Choosing an attorney for your building requires a series of steps. First is taking the task at hand and figuring out what legal skills are required to solve your problem. Then comes the hunt, often through word of mouth, for the lawyer possessing those skills. In the past, many boards have used Habitat’s annual attorney survey to identify potential firms and lawyers. This year, to make that resource more valuable, we have increased the scope of what we asked participating lawyers to provide. Besides the basics (fees, size, areas served, etc.), we asked them to write about typical issues or cases they have encountered and then to offer advice and comment. In doing this, we hoped to capture each lawyer’s unique thinking and tone. And we took some additional steps, too, visiting every attorney’s office and taking photos of him or her so you could see who was telling the legal tale. Digesting the advice and legal cautions will take some time, but for board directors who monitor the legal lines, it’s a good investment.
Levine & Montana
ISSUE What might a board face when it receives a demand to fire a building staff employee?
BACKSTORY A cooperative with more than 125 units recently received a strong suggestion from the managing agent that the employment of the superintendent be immediately terminated. It was the understanding of the agent that the super was involved in a verbal or physical altercation at the property, that he appeared to have been drinking alcoholic beverages, and that the police were called. The agent also felt that the superintendent had a sufficient history to warrant the firing. The managing agent asked the cooperative’s officers to contact our firm, as counsel to the corporation, in order to review the matter.
The police did file a report. It indicated, among other things, that the superintendent appeared intoxicated. The incident may have occurred when the superintendent was off-duty.
One of the persons at the scene of the alleged incident had called management to report that she was involved in it to some degree, and called for the firing of the superintendent. She also claimed that she would apply for an order of protection against the superintendent.
When we heard from an officer of the cooperative, we indicated that the super was a member of a labor union, and that his employment was the subject of a collective bargaining agreement. The employee was thus entitled to the procedures outlined in that agreement. One of those procedures required the cooperative to give notice in writing setting forth the reasons why the employee’s services are not desirable (and why it sought eviction if the employee was given an apartment as part of his employment, which was the case here).
We asked for details of the other incidents that constituted the superintendent’s possible history of alleged bad conduct. It was reported that the superintendent was driving a utility vehicle owned by the corporation without a license, and that he had misrepresented that he possessed a driver’s license. There apparently were several other charges that were made by some residents to the board or management.
The board reviewed the matter. Instead of immediately firing him, it suspended the super for several days. The union was contacted and the procedures for discharge and eviction were held in abeyance while evidence was gathered. The board decided it was more prudent to confirm whether the allegations could be verified before proceeding with any employment termination.

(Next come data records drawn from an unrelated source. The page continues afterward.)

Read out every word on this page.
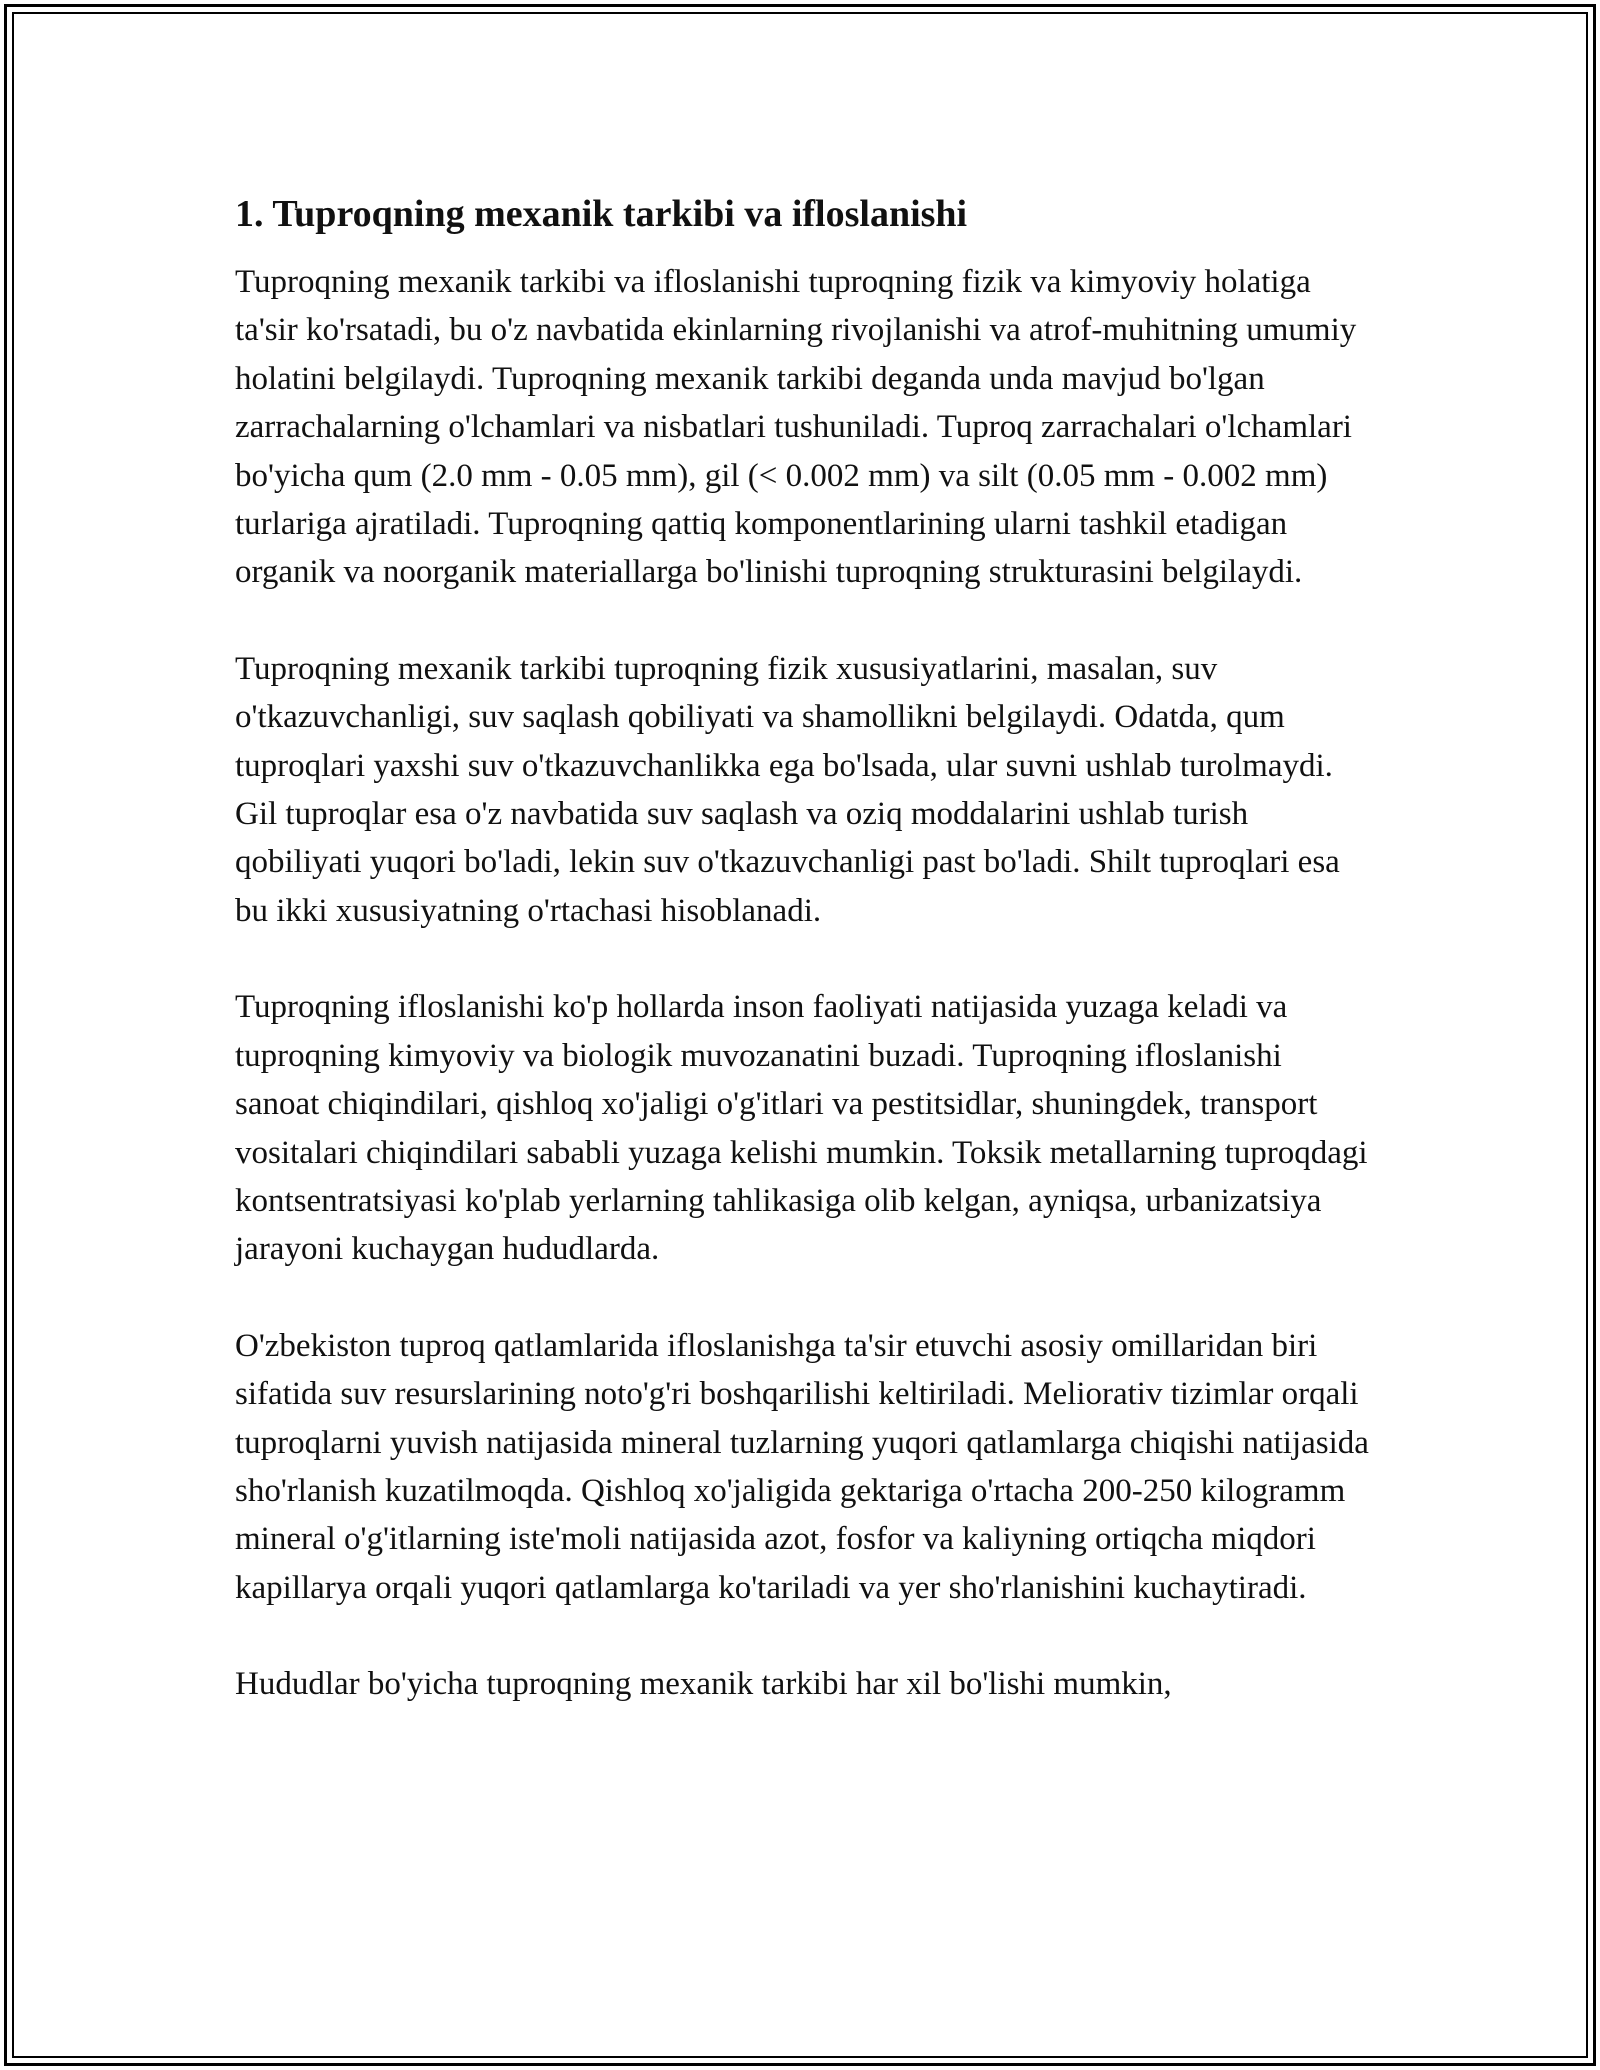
1. Tuproqning mexanik tarkibi va ifloslanishi

Tuproqning mexanik tarkibi va ifloslanishi tuproqning fizik va kimyoviy holatiga ta'sir ko'rsatadi, bu o'z navbatida ekinlarning rivojlanishi va atrof-muhitning umumiy holatini belgilaydi. Tuproqning mexanik tarkibi deganda unda mavjud bo'lgan zarrachalarning o'lchamlari va nisbatlari tushuniladi. Tuproq zarrachalari o'lchamlari bo'yicha qum (2.0 mm - 0.05 mm), gil (< 0.002 mm) va silt (0.05 mm - 0.002 mm) turlariga ajratiladi. Tuproqning qattiq komponentlarining ularni tashkil etadigan organik va noorganik materiallarga bo'linishi tuproqning strukturasini belgilaydi.

Tuproqning mexanik tarkibi tuproqning fizik xususiyatlarini, masalan, suv o'tkazuvchanligi, suv saqlash qobiliyati va shamollikni belgilaydi. Odatda, qum tuproqlari yaxshi suv o'tkazuvchanlikka ega bo'lsada, ular suvni ushlab turolmaydi. Gil tuproqlar esa o'z navbatida suv saqlash va oziq moddalarini ushlab turish qobiliyati yuqori bo'ladi, lekin suv o'tkazuvchanligi past bo'ladi. Shilt tuproqlari esa bu ikki xususiyatning o'rtachasi hisoblanadi.

Tuproqning ifloslanishi ko'p hollarda inson faoliyati natijasida yuzaga keladi va tuproqning kimyoviy va biologik muvozanatini buzadi. Tuproqning ifloslanishi sanoat chiqindilari, qishloq xo'jaligi o'g'itlari va pestitsidlar, shuningdek, transport vositalari chiqindilari sababli yuzaga kelishi mumkin. Toksik metallarning tuproqdagi kontsentratsiyasi ko'plab yerlarning tahlikasiga olib kelgan, ayniqsa, urbanizatsiya jarayoni kuchaygan hududlarda.

O'zbekiston tuproq qatlamlarida ifloslanishga ta'sir etuvchi asosiy omillaridan biri sifatida suv resurslarining noto'g'ri boshqarilishi keltiriladi. Meliorativ tizimlar orqali tuproqlarni yuvish natijasida mineral tuzlarning yuqori qatlamlarga chiqishi natijasida sho'rlanish kuzatilmoqda. Qishloq xo'jaligida gektariga o'rtacha 200-250 kilogramm mineral o'g'itlarning iste'moli natijasida azot, fosfor va kaliyning ortiqcha miqdori kapillarya orqali yuqori qatlamlarga ko'tariladi va yer sho'rlanishini kuchaytiradi.

Hududlar bo'yicha tuproqning mexanik tarkibi har xil bo'lishi mumkin,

COMMENT The termination of an employee must be done with care. An employment contract, if it exists, needs to be reviewed to determine the grounds available to terminate the employment, or whether it may be done without cause. If the employee is a union member, there is usually a collective bargaining agreement that needs to be followed. For certain union contracts, a cooperative or condominium that fires an employee could be responsible to provide severance pay and/or moving expenses. For union employees, if the firing is contested, the dispute may need to be resolved through arbitration. So the board should be sure that its grounds for termination can stand the scrutiny of a third party, such as an arbitrator or a judge. If the conduct of an employee gives rise to a reasonable belief that that the welfare and safety of the residents are in peril, the board may decide that immediate termination is appropriate, and deal with any legal fallout later. Residents who make complaints against an employee should be willing to sign a statement or give testimony. Deal with anonymous complaints suspiciously.